US News

Biden says Russia pulling out of ‘Fallujah’ in latest brutal gaffe

In an ugly Freudian slip Wednesday, President Biden accidentally said Russian troops were pulling out of “Fallujah” while intending to reference the city of Kherson in southeastern Ukraine.

Biden’s latest gaffe came after Russian forces leader Sergey Surovikinon announced he’d ordered his troops to retreat from one of the only major cities Russia captured after its Feb. 24 invasion.

“I think the context is that whether or not they’re pulling back from Fallujah — from the city of Kherson — and [Russian forces] are coming back across the river to the eastern side of the [Dnieper] river,” Biden said while answering a reporter’s question about whether Ukraine is ready to enter negotiations with Russia.
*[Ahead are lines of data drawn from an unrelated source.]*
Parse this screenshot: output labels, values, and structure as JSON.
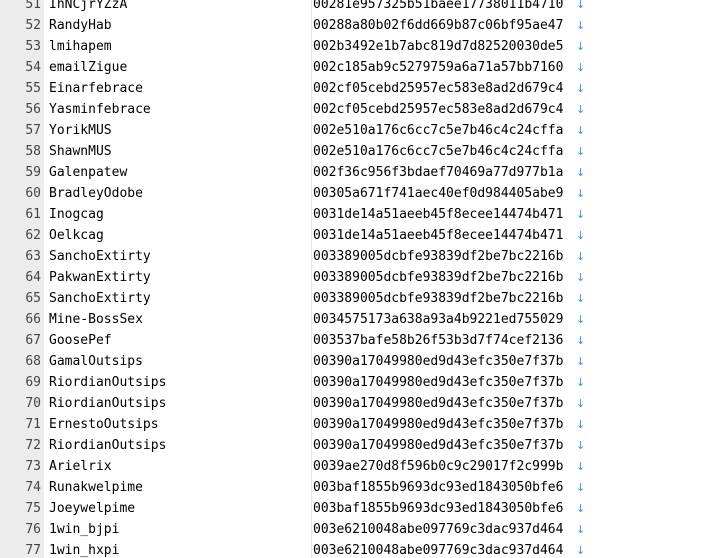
{
  "editor": {
    "eol_marker": "↓",
    "colors": {
      "gutter_bg": "#ececec",
      "line_number": "#444444",
      "text": "#000000",
      "eol_marker": "#3a8ee6"
    },
    "lines": [
      {
        "num": "51",
        "user": "IhNCjrYZzA",
        "hash": "00281e957325b51baee17738011b4710"
      },
      {
        "num": "52",
        "user": "RandyHab",
        "hash": "00288a80b02f6dd669b87c06bf95ae47"
      },
      {
        "num": "53",
        "user": "lmihapem",
        "hash": "002b3492e1b7abc819d7d82520030de5"
      },
      {
        "num": "54",
        "user": "emailZigue",
        "hash": "002c185ab9c5279759a6a71a57bb7160"
      },
      {
        "num": "55",
        "user": "Einarfebrace",
        "hash": "002cf05cebd25957ec583e8ad2d679c4"
      },
      {
        "num": "56",
        "user": "Yasminfebrace",
        "hash": "002cf05cebd25957ec583e8ad2d679c4"
      },
      {
        "num": "57",
        "user": "YorikMUS",
        "hash": "002e510a176c6cc7c5e7b46c4c24cffa"
      },
      {
        "num": "58",
        "user": "ShawnMUS",
        "hash": "002e510a176c6cc7c5e7b46c4c24cffa"
      },
      {
        "num": "59",
        "user": "Galenpatew",
        "hash": "002f36c956f3bdaef70469a77d977b1a"
      },
      {
        "num": "60",
        "user": "BradleyOdobe",
        "hash": "00305a671f741aec40ef0d984405abe9"
      },
      {
        "num": "61",
        "user": "Inogcag",
        "hash": "0031de14a51aeeb45f8ecee14474b471"
      },
      {
        "num": "62",
        "user": "Oelkcag",
        "hash": "0031de14a51aeeb45f8ecee14474b471"
      },
      {
        "num": "63",
        "user": "SanchoExtirty",
        "hash": "003389005dcbfe93839df2be7bc2216b"
      },
      {
        "num": "64",
        "user": "PakwanExtirty",
        "hash": "003389005dcbfe93839df2be7bc2216b"
      },
      {
        "num": "65",
        "user": "SanchoExtirty",
        "hash": "003389005dcbfe93839df2be7bc2216b"
      },
      {
        "num": "66",
        "user": "Mine-BossSex",
        "hash": "0034575173a638a93a4b9221ed755029"
      },
      {
        "num": "67",
        "user": "GoosePef",
        "hash": "003537bafe58b26f53b3d7f74cef2136"
      },
      {
        "num": "68",
        "user": "GamalOutsips",
        "hash": "00390a17049980ed9d43efc350e7f37b"
      },
      {
        "num": "69",
        "user": "RiordianOutsips",
        "hash": "00390a17049980ed9d43efc350e7f37b"
      },
      {
        "num": "70",
        "user": "RiordianOutsips",
        "hash": "00390a17049980ed9d43efc350e7f37b"
      },
      {
        "num": "71",
        "user": "ErnestoOutsips",
        "hash": "00390a17049980ed9d43efc350e7f37b"
      },
      {
        "num": "72",
        "user": "RiordianOutsips",
        "hash": "00390a17049980ed9d43efc350e7f37b"
      },
      {
        "num": "73",
        "user": "Arielrix",
        "hash": "0039ae270d8f596b0c9c29017f2c999b"
      },
      {
        "num": "74",
        "user": "Runakwelpime",
        "hash": "003baf1855b9693dc93ed1843050bfe6"
      },
      {
        "num": "75",
        "user": "Joeywelpime",
        "hash": "003baf1855b9693dc93ed1843050bfe6"
      },
      {
        "num": "76",
        "user": "1win_bjpi",
        "hash": "003e6210048abe097769c3dac937d464"
      },
      {
        "num": "77",
        "user": "1win_hxpi",
        "hash": "003e6210048abe097769c3dac937d464"
      }
    ]
  }
}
In November and December 2004, Fallujah was the setting of the bloodiest urban conflict American forces had fought since the Vietnam War and is widely remembered as a key moment in the US invasion of Iraq.

Joe Biden
The president mixed up a city in Ukraine with a 2004 battle in Iraq. Tom Brenner/REUTERS

Approximately 12,000 US troops fought in the battle, 82 of whom were killed, while about another 600 were wounded, according to the Pentagon. The US killed about 2,000 insurgents in the battle and captured another 1,200, military officials estimated.

The president did not say what caused him to misspeak Wednesday but also said he “found it interesting” that Russia decided to announce its withdrawal from the region after Tuesday’s US midterm elections.

“We knew for some time that they were going to be going as evidence of the fact that they have some real problems in the Russian military,” Biden said. “It remains to be seen whether or not there’ll be a judgment made as to whether or not Ukraine is prepared to compromise with Russia.”

The president said he believed Russian and Ukrainian leaders would “lick their wounds” after the withdrawal before deciding “what they’re going to do over the winter and decide whether or not they’re going to compromise.”

Ukrainian servicemen fire a 2S7 Pion self-propelled gun on the frontline in Kherson, Ukraine.
Ukrainian servicemen fire a 2S7 Pion self-propelled gun on the front line in Kherson, Ukraine. Viacheslav Ratynskyi/REUTERS

Biden has a history of stumbling over his words at unfortunate times, which his allies have blamed on a lifelong stutter. On Oct. 25, for example, he wished happy birthday to Vice President Kamala Harris, referring to her as a “great president.”

Biden was also mocked earlier in the month for spelling out “dot” in a website address that he read off a teleprompter. During a July trip to the Middle East, he shocked listeners in Israel by speaking of the “honor of the Holocaust” rather than its “horror” and lauded the “selfishness” of American troops serving in Saudi Arabia.